Association of cigarette smoking, body mass indesx with clinical benign prostatic hyperplasia

  • 摘要: 目的 应用病例对照研究方法,对临床前列腺增生(BPH)手术病例进行调查,以研究吸烟、体质指数与良性前列腺增生危险性之间的关系。方法 病例组为2004~2006年施行良性前列腺增生手术,年龄在50~82岁的343名男性;对照组为与病例年龄相同的361名患其他疾病的男性。采用自行设计的调查表对住院期间研究对象进行调查,内容包括人口学特征、身体测量、生活方式(吸烟、膳食情况)、个体疾病既往史以及家族一级亲属前列腺疾病史等。采用多元回归模型测量各因素与BPH关系的比值比(OR)及其相应的95%CI结果 控制了年龄和体质指数后,每天吸烟1~29支与发生BPH的危险性无关,OR=0.97,95%CI=0.68~1.46,P>0.05。但每天吸烟≥30支与不吸烟者比较,发生BPH的危险性增加,OR=1.32,95%CI=0.92~2.58,P<0.01。超重者(BMI24.0~27.9)或肥胖者(BMI≥28)吸烟与发生BPH的危险性显著地增高,与不吸烟者比较分别为:OR=1.68,95%CI=1.32~3.67和OR=2.35,95%CI=1.83~4.16。
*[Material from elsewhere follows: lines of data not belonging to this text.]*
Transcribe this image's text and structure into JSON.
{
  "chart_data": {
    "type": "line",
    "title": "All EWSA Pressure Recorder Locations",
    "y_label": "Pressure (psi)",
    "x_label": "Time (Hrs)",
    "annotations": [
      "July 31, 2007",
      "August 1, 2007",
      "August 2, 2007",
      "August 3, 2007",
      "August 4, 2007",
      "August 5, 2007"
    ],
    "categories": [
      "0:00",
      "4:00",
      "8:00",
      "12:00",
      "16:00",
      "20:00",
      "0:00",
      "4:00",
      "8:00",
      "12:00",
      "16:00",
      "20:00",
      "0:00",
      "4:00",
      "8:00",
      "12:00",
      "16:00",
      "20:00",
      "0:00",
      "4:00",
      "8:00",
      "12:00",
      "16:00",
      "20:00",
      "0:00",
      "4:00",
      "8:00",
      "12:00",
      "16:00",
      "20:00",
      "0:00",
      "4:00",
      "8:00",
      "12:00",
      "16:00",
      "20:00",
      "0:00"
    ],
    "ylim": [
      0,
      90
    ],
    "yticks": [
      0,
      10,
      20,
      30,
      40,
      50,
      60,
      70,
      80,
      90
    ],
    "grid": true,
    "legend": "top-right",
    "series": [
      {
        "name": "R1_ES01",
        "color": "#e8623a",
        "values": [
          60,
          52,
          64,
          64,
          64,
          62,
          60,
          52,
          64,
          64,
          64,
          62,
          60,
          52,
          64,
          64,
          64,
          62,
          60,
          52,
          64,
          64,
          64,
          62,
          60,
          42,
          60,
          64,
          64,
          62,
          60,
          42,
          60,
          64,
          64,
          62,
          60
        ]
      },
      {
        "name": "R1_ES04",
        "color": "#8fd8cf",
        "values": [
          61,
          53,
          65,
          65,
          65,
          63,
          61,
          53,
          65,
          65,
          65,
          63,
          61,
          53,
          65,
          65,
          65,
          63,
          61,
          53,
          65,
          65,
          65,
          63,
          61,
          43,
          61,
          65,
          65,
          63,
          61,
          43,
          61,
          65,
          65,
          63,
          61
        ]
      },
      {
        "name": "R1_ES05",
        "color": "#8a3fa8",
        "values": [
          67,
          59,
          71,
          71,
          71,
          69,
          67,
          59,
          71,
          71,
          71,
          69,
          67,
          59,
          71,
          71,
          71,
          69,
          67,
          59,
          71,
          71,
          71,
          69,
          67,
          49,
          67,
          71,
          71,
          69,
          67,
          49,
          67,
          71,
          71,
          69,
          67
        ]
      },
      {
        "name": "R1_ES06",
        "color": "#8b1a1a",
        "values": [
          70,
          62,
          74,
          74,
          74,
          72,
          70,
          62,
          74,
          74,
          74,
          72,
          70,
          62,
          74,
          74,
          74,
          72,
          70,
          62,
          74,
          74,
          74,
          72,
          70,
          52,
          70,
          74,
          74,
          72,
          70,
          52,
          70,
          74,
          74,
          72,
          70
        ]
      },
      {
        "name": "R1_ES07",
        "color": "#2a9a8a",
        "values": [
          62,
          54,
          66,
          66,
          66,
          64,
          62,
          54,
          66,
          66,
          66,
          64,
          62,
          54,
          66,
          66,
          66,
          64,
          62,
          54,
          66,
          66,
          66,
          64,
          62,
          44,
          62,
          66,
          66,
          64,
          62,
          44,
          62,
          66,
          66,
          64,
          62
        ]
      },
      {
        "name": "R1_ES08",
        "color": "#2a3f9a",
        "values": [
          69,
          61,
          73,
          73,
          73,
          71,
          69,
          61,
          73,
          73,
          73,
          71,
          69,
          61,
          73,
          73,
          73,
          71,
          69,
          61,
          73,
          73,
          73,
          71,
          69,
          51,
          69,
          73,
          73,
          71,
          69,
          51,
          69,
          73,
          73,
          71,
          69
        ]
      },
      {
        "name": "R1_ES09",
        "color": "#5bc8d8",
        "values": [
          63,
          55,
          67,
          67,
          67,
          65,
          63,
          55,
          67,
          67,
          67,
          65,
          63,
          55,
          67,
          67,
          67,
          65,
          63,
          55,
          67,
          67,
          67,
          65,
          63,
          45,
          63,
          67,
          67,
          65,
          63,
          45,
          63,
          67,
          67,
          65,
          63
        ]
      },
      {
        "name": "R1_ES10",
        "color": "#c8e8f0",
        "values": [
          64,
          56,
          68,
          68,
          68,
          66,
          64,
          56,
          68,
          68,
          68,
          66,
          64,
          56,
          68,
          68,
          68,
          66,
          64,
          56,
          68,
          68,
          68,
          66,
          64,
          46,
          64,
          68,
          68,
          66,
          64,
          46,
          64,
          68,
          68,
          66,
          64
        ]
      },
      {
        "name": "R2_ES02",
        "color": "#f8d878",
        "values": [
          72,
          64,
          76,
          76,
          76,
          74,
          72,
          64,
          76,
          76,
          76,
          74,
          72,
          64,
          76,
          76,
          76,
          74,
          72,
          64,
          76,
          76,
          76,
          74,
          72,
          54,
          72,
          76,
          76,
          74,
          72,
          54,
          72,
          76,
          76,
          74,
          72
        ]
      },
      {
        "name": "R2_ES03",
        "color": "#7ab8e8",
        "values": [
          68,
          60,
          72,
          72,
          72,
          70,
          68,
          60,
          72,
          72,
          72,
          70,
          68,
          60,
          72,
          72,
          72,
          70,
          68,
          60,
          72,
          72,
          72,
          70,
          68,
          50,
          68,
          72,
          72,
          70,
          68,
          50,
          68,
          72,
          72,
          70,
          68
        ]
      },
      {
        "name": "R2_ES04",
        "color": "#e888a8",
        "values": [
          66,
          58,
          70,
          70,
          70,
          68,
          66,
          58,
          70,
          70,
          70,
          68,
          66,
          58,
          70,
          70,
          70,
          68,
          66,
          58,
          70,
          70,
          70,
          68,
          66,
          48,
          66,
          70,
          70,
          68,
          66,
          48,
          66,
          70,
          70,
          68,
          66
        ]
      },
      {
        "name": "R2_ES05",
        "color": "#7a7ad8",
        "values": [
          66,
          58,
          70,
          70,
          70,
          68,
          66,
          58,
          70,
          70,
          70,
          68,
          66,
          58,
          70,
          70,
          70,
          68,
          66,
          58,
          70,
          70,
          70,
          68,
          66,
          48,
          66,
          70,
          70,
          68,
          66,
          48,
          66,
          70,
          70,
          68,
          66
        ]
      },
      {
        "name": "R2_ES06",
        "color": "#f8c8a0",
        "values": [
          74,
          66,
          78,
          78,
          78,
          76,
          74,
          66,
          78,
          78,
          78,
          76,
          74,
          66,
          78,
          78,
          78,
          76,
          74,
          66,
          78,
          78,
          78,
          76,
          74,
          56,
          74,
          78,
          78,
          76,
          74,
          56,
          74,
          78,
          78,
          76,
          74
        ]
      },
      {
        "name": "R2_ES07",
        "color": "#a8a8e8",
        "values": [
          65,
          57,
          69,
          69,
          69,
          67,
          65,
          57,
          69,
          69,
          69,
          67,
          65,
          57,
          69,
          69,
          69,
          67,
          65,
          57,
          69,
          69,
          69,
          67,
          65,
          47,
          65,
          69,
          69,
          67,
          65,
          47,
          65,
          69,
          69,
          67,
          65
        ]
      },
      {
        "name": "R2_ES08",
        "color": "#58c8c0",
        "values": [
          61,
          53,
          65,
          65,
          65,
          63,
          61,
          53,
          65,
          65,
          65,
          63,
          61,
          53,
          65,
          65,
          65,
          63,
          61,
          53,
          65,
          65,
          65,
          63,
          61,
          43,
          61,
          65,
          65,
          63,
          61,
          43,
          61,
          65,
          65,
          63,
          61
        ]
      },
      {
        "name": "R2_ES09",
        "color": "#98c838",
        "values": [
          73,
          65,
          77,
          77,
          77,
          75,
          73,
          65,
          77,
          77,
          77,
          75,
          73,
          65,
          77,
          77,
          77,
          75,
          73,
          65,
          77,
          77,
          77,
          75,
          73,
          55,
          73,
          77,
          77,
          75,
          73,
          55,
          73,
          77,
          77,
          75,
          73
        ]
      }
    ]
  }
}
结论 只有现行吸烟≥30支/d的男性才与BPH呈正相关,超重和肥胖的男性吸烟发生临床BPH的危险性显著地升高。

     

    Abstract: Objective To examine the association between smoking,body mass index(BMI)and the risk of clinical benign prostatic hyperplasia(BPH),using a hospital-based for surgically treated BPH,case-control study.Methods Cases were men who had surgically treated BPH between 2004 and 2006(n=343),50~82 years old;noncases(controls)were men who had the same age as cases(n=361)who admitted to the same hospital as cases for many different diseases not related prostatic conditions.The cases and controls were inerviewed during their hospital stay,using a self-designed questionnaire that included information on sociodemographic characteristics,anthropometric measures,lifestyle habits(including tobacco smoking and dietary consumption),personal medical history,and family history of prostatism in first-degree relatives.Odds ratios(ORs) and corresponding 95% confidence intervals of variables were estimated using unconditional multiple Logistic regression models.Results After controlling for age and BMI,moderate cigarette smoking was no related with surgically treated BPH(1~29 cigarette/day versus never smoking:OR=0.97,95%confidence interval(CI 0.68~1.46;P trend>0.05),although current cigarette smoking was positively related to BPH surgery only among those who smoked 30 or more cigarettes/day (compared with never smokers:OR=1.32,95%CI0.92~2.58;P trend<0.01).Age-adjusted relative risks for surgically treated BPH in smokers versus nonsmokers stratified by BMI(obesity)were estimated.For men who were both overweight (BMI 24.0~27.9)and obesity(BMI≥28.0),smoking was associated with a significantly increased risk for surgically treated BPH(compared with never smokers:OR=1.68,95%CI1.32~3.67 and OR=2.35,95%CI1.83~4.16 respectively).Conclusion Current cigarette smoking was positively related to BPH surgery only among those who smoked 30 or more cigarettes/day.For men who were both overweight(BMI24.0~27.9)and boesity(BMI≥28.0),smoking was associated with a significantly increased risk for surgically treated BPH.